On the wall opposite the bay door was a set of push doors, leading to an illuminated hallway. The hall itself splitting to the left and right. To the left, at the far end, were two more sets of doors. One seemed to lead back to the sales floor. The other I wasn't sure, perhaps an office or break room of some kind. I wasn't going to check. My Pip-boy was pointing the other way and the voices were coming from that direction.

The other way led to a stairwell, ascending higher into the building, and descending somewhere beneath it.

That was where I was being pointed.

Sneaking a look towards the store proper, making sure no one was approaching, I started towards the stairwell. Muted footfalls meeting concrete like rain on soft soil. At the foot of the stairs, I had to make a choice: up or down. Assuming my assumptions held true, there wouldn't be much for me on the upper floors. But I could be wrong. I needed to approach this with a plan. I wasn't in a rush yet, but the last two nights showed how quickly that could change. So, handling it logically was the only solution.

There should be less space below us.

Ergo: Start from the bottom and work my way up.

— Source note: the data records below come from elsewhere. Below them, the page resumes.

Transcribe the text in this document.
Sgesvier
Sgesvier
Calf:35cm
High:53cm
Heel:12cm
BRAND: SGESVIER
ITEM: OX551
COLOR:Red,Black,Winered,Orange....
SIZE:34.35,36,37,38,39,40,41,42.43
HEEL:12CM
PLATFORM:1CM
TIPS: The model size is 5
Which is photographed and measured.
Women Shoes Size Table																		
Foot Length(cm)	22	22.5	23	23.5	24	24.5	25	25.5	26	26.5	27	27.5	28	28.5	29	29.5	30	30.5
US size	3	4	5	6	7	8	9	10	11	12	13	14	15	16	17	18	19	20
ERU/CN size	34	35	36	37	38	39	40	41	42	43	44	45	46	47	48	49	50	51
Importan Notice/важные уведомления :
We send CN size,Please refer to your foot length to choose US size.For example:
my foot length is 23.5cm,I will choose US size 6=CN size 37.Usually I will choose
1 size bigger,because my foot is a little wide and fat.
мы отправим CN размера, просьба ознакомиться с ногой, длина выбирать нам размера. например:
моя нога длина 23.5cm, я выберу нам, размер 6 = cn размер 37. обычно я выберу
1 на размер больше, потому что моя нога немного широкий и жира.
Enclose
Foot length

I began descending the stairs leading into the bowels of the building. As I went, metal piping and wires began to poke from and line the walls. Most galvanized iron or copper, gas and water lines, probably. Wouldn't know unless I took them apart, and I didn't have time for that. Just needed to be aware of it. If a fight started, being aware of my surroundings was important. Didn't want a stray bullet blowing everyone and me in the building to kingdom come. That would interfere with the situation I'd grown so fond of, known as living.

Two staircases down into the ground, and I felt the air change. The humidity came back, but didn't carry any of the heat it previously had with it. Left the air feeling damp, cool. The lighting was sparse, but present. Probably a safety guideline to keep someone from stumbling around down here in the dark. The pipes on the walls grew thicker, weaving intricate webs as they slunk along the concrete like metallic worms.

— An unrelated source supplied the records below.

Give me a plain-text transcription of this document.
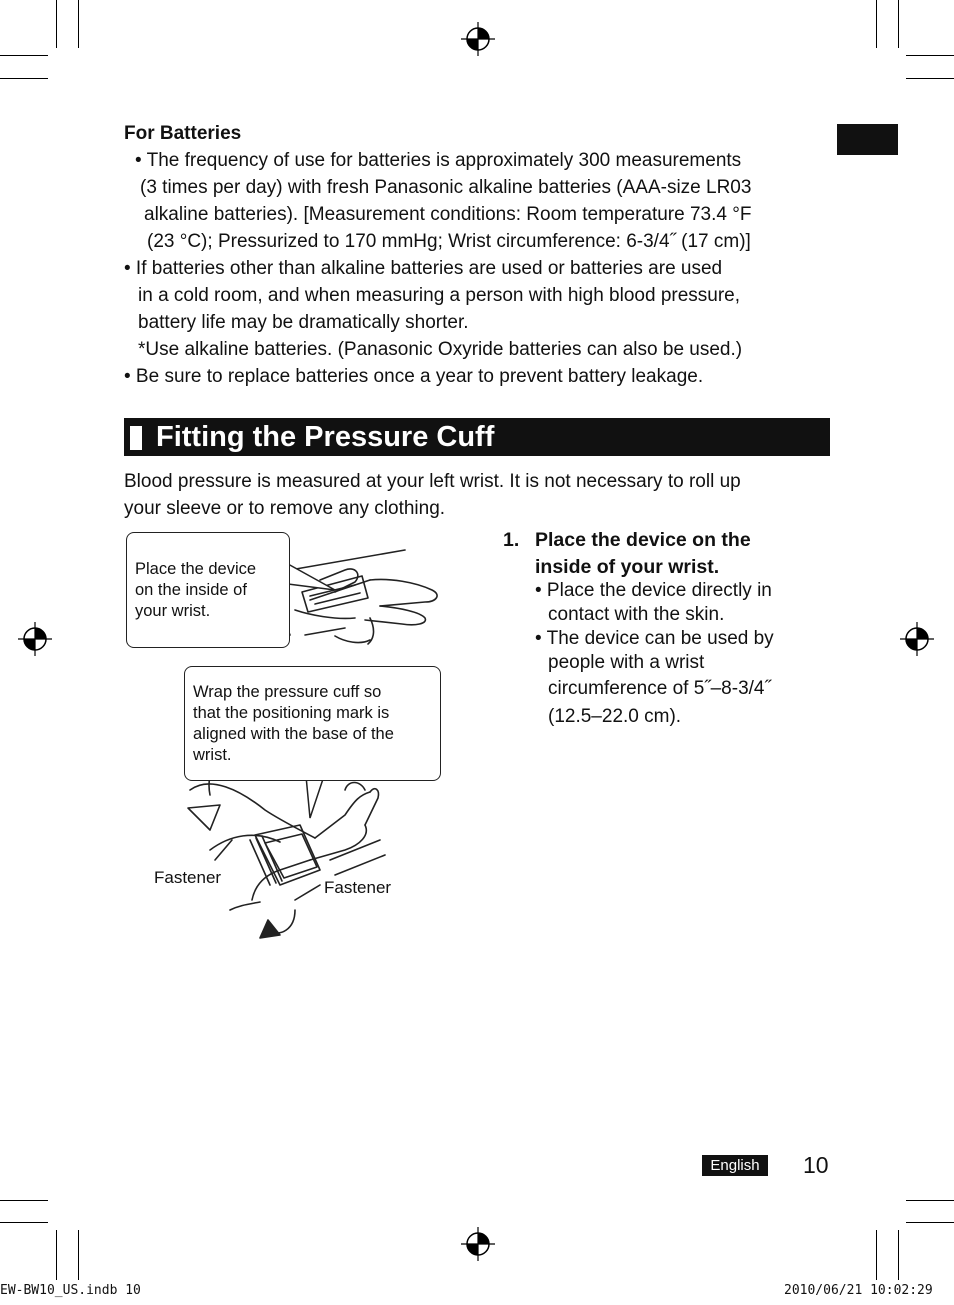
For Batteries
• The frequency of use for batteries is approximately 300 measurements
(3 times per day) with fresh Panasonic alkaline batteries (AAA-size LR03
alkaline batteries). [Measurement conditions: Room temperature 73.4 °F
(23 °C); Pressurized to 170 mmHg; Wrist circumference: 6-3/4˝ (17 cm)]
• If batteries other than alkaline batteries are used or batteries are used
in a cold room, and when measuring a person with high blood pressure,
battery life may be dramatically shorter.
*Use alkaline batteries. (Panasonic Oxyride batteries can also be used.)
• Be sure to replace batteries once a year to prevent battery leakage.
Fitting the Pressure Cuff
Blood pressure is measured at your left wrist. It is not necessary to roll up
your sleeve or to remove any clothing.
1. Place the device on the
inside of your wrist.
• Place the device directly in
contact with the skin.
• The device can be used by
people with a wrist
circumference of 5˝–8-3/4˝
(12.5–22.0 cm).
Place the device
on the inside of
your wrist.
Wrap the pressure cuff so
that the positioning mark is
aligned with the base of the
wrist.
Fastener
Fastener
English	10
EW-BW10_US.indb 10	2010/06/21 10:02:29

The stairwell opened into a short hallway, before spilling into a larger room that seemed to span the foundation of the building. The pipes along the walls spanning out, conjoining to tanks, furnaces, and boilers. The heart of the building.

Much of the area was open flooring, occupied by wood crates and cardboard boxes. The ceiling was open, revealing the steel supports of the concrete floor above. Some rusted shelving at the walls, coated thick with dust and weighed down with old aerosol cans. Sheets of cloth and tarps draped over some of the boxing, rested on a few of the tables. Nothing out of the ordinary, it would certainly help keep dust off of them.

Because of course that's what it was doing.

I walked out into the dim room and scanned over the crates. Most of the uncovered ones were coated with dust and grime, the visible nails and screws rusted with the damp in the air. Some of them were open, showing bits of old shelving, likely used in the store above us. Not what I was looking for. I let my eyes fall onto the tarping over the nearby crates and tables.

I felt a smirk worm onto my face.

The tarps were dust free.

I grabbed the tarp over the nearest crate and pulled it off with a flourish. Kicking up and swirling the fleck of dust in and grime already in the air. Beneath the tarp, nestled into the crate, were carrying cases. Visibly made of composite materials and clasped shut. Weapons cases.

Pay dirt.

I looked at the rest of the tarp covered crates and furniture, and immediately began whipping them off. Crates of weapons, cases of ammo, boxes of clothing and armor. The numbers were smaller than what I'd found the previous night, but the contents were no different. In some cases, they were even identical.

I whipped the sheet off of the table, one of the cheap, folding one. There was a map of Vale on it. Marked exactly like the one from the previous night.

No doubt about it, this was a stash-house, and had been a rally point the previous night.

I looked over my shoulder for a moment, as much listening as looking to see if anyone was approaching yet. The dull roar of furnaces and hum of flowing water were the only sounds to be had, so I seemed to be in the clear yet.

I grabbed a random handful of ammo and stuck it into my pocket as I began to look over the map. The plans for the previous night were still marked on it. If anything, they were more clearly represented on the larger table. Wonders of appropriately sized equipment. At the edges of the map, clearly being used to weigh it down, were folders and dossiers. Business ledgers, if the very obvious SDC logo was anything to go by.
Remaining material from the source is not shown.